10.14.2014

Misguided Jealousy


Is it possible, though, to hold feelings of misplaced or misguided jealousy?  Yes, it is. This was the general case with the Jews in the first century.  They jealously guarded the God-given Law and their traditions.  In their efforts to protect the Law, they formed innumerable detailed regulations and restrictions that became a heavy burden on the people.  (Matthew 23:3) Unable or unwilling to recognize that God had now replaced the Mosaic Law with the reality that it had foreshadowed, their jealousy wrongly moved  them to vent uncontrolled rage at the followers of Jesus Christ.  The apostle Paul, who himself was once jealously loyal to the Law in a misguided sense, pointed  out that people  who were defending the Law had "a zeal [jealousy] for God; but not according to accurate knowledge." -Romans 10:2; Galatians 1:14. 

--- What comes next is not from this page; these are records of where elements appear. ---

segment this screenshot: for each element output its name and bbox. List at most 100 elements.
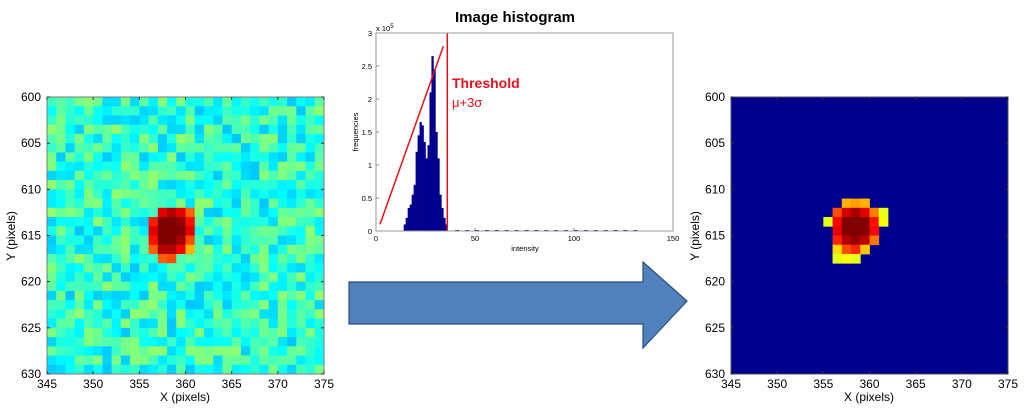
heatmap-cell [47,253,57,264]
heatmap-cell [185,244,196,255]
y-tick-label: 620 [21,275,41,289]
heatmap-cell [185,272,196,283]
heatmap-cell [148,133,159,144]
heatmap-cell [268,290,279,301]
heatmap-cell [222,133,233,144]
heatmap-cell [231,318,242,329]
heatmap-cell [47,290,57,301]
heatmap-cell [305,263,316,273]
heatmap-cell [130,355,140,366]
heatmap-cell [268,226,279,236]
heatmap-cell [314,170,325,181]
heatmap-cell [213,263,223,273]
hist-x-tick-label: 50 [471,234,479,243]
y-tick-label: 615 [21,229,41,243]
heatmap-cell [74,290,85,301]
heatmap-cell [157,124,168,135]
histogram-bar [437,158,440,231]
heatmap-cell [259,346,269,356]
heatmap-cell [176,355,186,366]
heatmap-cell [194,300,205,310]
heatmap-cell [194,235,205,246]
heatmap-cell [176,207,186,218]
heatmap-cell [213,143,223,153]
y-tick-label: 600 [705,90,725,104]
heatmap-cell [305,327,316,338]
heatmap-cell [176,309,186,319]
heatmap-cell [130,170,140,181]
heatmap-cell [111,152,122,163]
heatmap-cell [157,337,168,347]
thresholded-cell [869,226,880,236]
heatmap-cell [83,106,94,116]
heatmap-cell [277,143,288,153]
heatmap-cell [65,189,76,199]
heatmap-cell [74,318,85,329]
heatmap-cell [222,180,233,190]
heatmap-cell [240,364,251,375]
histogram-bar [431,56,434,231]
heatmap-cell [111,346,122,356]
heatmap-cell [176,124,186,135]
heatmap-cell [259,226,269,236]
heatmap-cell [194,124,205,135]
heatmap-cell [305,300,316,310]
heatmap-cell [194,161,205,172]
heatmap-cell [314,318,325,329]
heatmap-cell [213,327,223,338]
heatmap-cell [268,309,279,319]
heatmap-cell [139,263,149,273]
heatmap-cell [130,263,140,273]
heatmap-cell [213,115,223,126]
heatmap-cell [56,244,66,255]
heatmap-cell [74,235,85,246]
heatmap-cell [111,124,122,135]
histogram-y-multiplier-base: x 10 [376,24,390,33]
heatmap-cell [139,207,149,218]
heatmap-cell [139,115,149,126]
heatmap-cell [194,226,205,236]
heatmap-cell [185,115,196,126]
heatmap-cell [250,355,260,366]
heatmap-cell [305,97,316,107]
heatmap-cell [305,207,316,218]
heatmap-cell [277,263,288,273]
histogram-bar [407,207,410,231]
heatmap-cell [231,133,242,144]
heatmap-cell [176,235,186,246]
heatmap-cell [277,318,288,329]
thresholded-cell [851,244,861,255]
heatmap-cell [65,217,76,227]
heatmap-cell [93,290,103,301]
heatmap-cell [240,226,251,236]
heatmap-cell [222,189,233,199]
histogram-y-multiplier: x 105 [376,24,394,33]
histogram-bar [413,184,416,231]
heatmap-cell [259,272,269,283]
heatmap-cell [93,161,103,172]
heatmap-cell [120,124,131,135]
thresholded-cell [832,226,843,236]
heatmap-cell [47,355,57,366]
heatmap-cell [47,124,57,135]
heatmap-cell [250,198,260,209]
heatmap-cell [277,106,288,116]
heatmap-cell [314,152,325,163]
heatmap-cell [120,198,131,209]
heatmap-cell [314,253,325,264]
histogram-bar [421,125,424,231]
heatmap-cell [56,217,66,227]
heatmap-cell [65,337,76,347]
heatmap-cell [120,309,131,319]
heatmap-cell [167,263,177,273]
heatmap-cell [157,133,168,144]
heatmap-cell [47,364,57,375]
heatmap-cell [296,318,306,329]
heatmap-cell [56,207,66,218]
heatmap-cell [277,124,288,135]
thresholded-heatmap-panel: 345 350 355 360 365 370 375 600 605 610 615 620 625… [688,90,1018,404]
heatmap-cell [259,327,269,338]
heatmap-cell [222,115,233,126]
heatmap-cell [111,355,122,366]
heatmap-cell [65,170,76,181]
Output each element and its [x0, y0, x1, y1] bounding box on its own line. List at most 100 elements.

Even many of the Jews who became Christians had a hard time ridding themselves of this inordinate zeal for the Law. After his third missionary tour, Paul gave a report to the first-century governing body on their conversion of the nations. At that time, thousands of Christian Jews were "all zealous for the Law."  (Acts 21:20) This was years after the governing body had ruled that the Gentile did not have to be circumcised. Issues related to observing the Law had been causing strife in the congregation.  (Acts 15:1, 2, 28, 29; Galatians 4:9, 10; 5:7-12) Lacking full understanding of how Jehovah now dealt with his people, some Jewish Christians insisted on their own viewpoints, criticizing others. -Colossians 2:17; Hebrews 10:1. 

 We, then, must avoid the snare of jealously trying to protect our own cherished ideas or ways that are not solidly based on God's Word.  We do well to accept the fresh light shed on the Word of God through the channel that Jehovah is using today.